Apple’s new Wall Street runaway hit: iDebt

Apple headquarters (Cupertino, Clifornia, exterior 001)

Wall Street is nothing if not fickle. Questions over Apple’s future profits sent the company’s stock into a tailspin for the past six months, then a recovery of sorts is now underway.

The iPhone maker Tuesday floated a record $17 billion in debt, an action that literally had investors falling over themselves.

Consider that Apple up until now was literally the only major technology corporation with zero debt on its books. By the end of yesterday, $50 billion in orders were received for what now looks to be Apple’s latest hot product: the iDebt…

Reuters has the story:

Sources said investors barely submit orders fast enough to get in on the deal from Apple, the only major tech company without a single penny of debt on its books.

In one of those ironies lost on many, Apple’s debt issuance is directly related to last week’s news of cooling profits. The bond sale is the Street’s largest since November 2012, when Abbott Laboratories issued $14.7 billion in debt when it spun off AbbVie.

After Apple announced it would return $100 billion in cash to investors, the firm’s stock price shot up by more than twelve percent, gaining three percent just yesterday.

Aside from Apple being a great name to have in your bond portfolio, the iPhone maker unleashed its iDebt during a time of historic low interest. “Apple bonds are a low-risk alternative to Treasury,” one portfolio manager told the Wall Street Journal.

Little wonder that by Tuesday morning there were enough investors that Apple could have sold its debt twice, according to the report.

Why is Apple going into the debt market when it has $145 billion in cash?

Apple iDebt

As we explained recently, the majority of that money is in other countries, where taxes are low. Only $45 billion of that cache is in the U.S., according to Reuters.

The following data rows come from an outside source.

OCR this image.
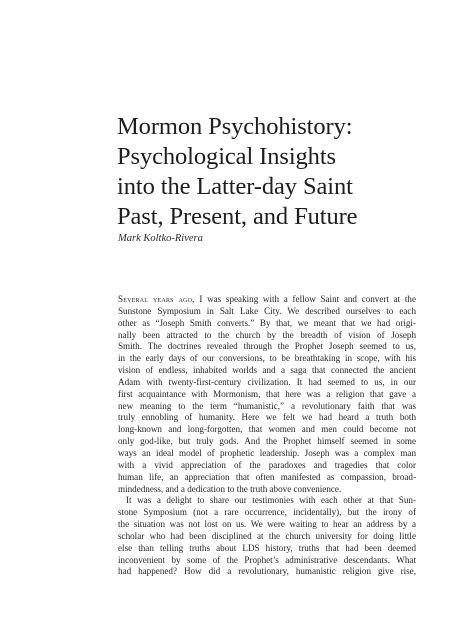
Mormon Psychohistory:
Psychological Insights
into the Latter-day Saint
Past, Present, and Future
Mark Koltko-Rivera
Several years ago, I was speaking with a fellow Saint and convert at the
Sunstone Symposium in Salt Lake City. We described ourselves to each
other as “Joseph Smith converts.” By that, we meant that we had origi-
nally been attracted to the church by the breadth of vision of Joseph
Smith. The doctrines revealed through the Prophet Joseph seemed to us,
in the early days of our conversions, to be breathtaking in scope, with his
vision of endless, inhabited worlds and a saga that connected the ancient
Adam with twenty-first-century civilization. It had seemed to us, in our
first acquaintance with Mormonism, that here was a religion that gave a
new meaning to the term “humanistic,” a revolutionary faith that was
truly ennobling of humanity. Here we felt we had heard a truth both
long-known and long-forgotten, that women and men could become not
only god-like, but truly gods. And the Prophet himself seemed in some
ways an ideal model of prophetic leadership. Joseph was a complex man
with a vivid appreciation of the paradoxes and tragedies that color
human life, an appreciation that often manifested as compassion, broad-
mindedness, and a dedication to the truth above convenience.
It was a delight to share our testimonies with each other at that Sun-
stone Symposium (not a rare occurrence, incidentally), but the irony of
the situation was not lost on us. We were waiting to hear an address by a
scholar who had been disciplined at the church university for doing little
else than telling truths about LDS history, truths that had been deemed
inconvenient by some of the Prophet’s administrative descendants. What
had happened? How did a revolutionary, humanistic religion give rise,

But there is a threat of building too much debt.

Although Apple has enviable metrics, including the cash, it did not receive the highest rating from credit evaluation firms Standard & Poors and Moody’s. Instead, S&P issued an AA rating and Moody’s gave Apple’s offering Aa1.

The highest rating makes it less costly to offer debt.

Why?

Hong Kong Apple Store (Hysan Place Apple, exterior 002)

Fitch, another credit rating firm that has yet to issue a ranking for the iDebt, said Apple’s hefty bank account was “overshadowed by the threat of volatile consumer preferences, significant competition and rapid technology changes.” 

Although Reuters reports Tuesday’s debt sale could be the iPhone maker’s only bond deal for this year, it is uncertain what the company will do if profits do not pick up during the next quarter.

Q2 2013 Revenue Profit

Goosing the stock with another buyback would make friends on Wall Street, but too much debt could impinge on Apple’s ability to adapt or produce new consumer devices.

Are you concerned that Apple may be risking its future with iDebt?

And should the company just go private like Dell did?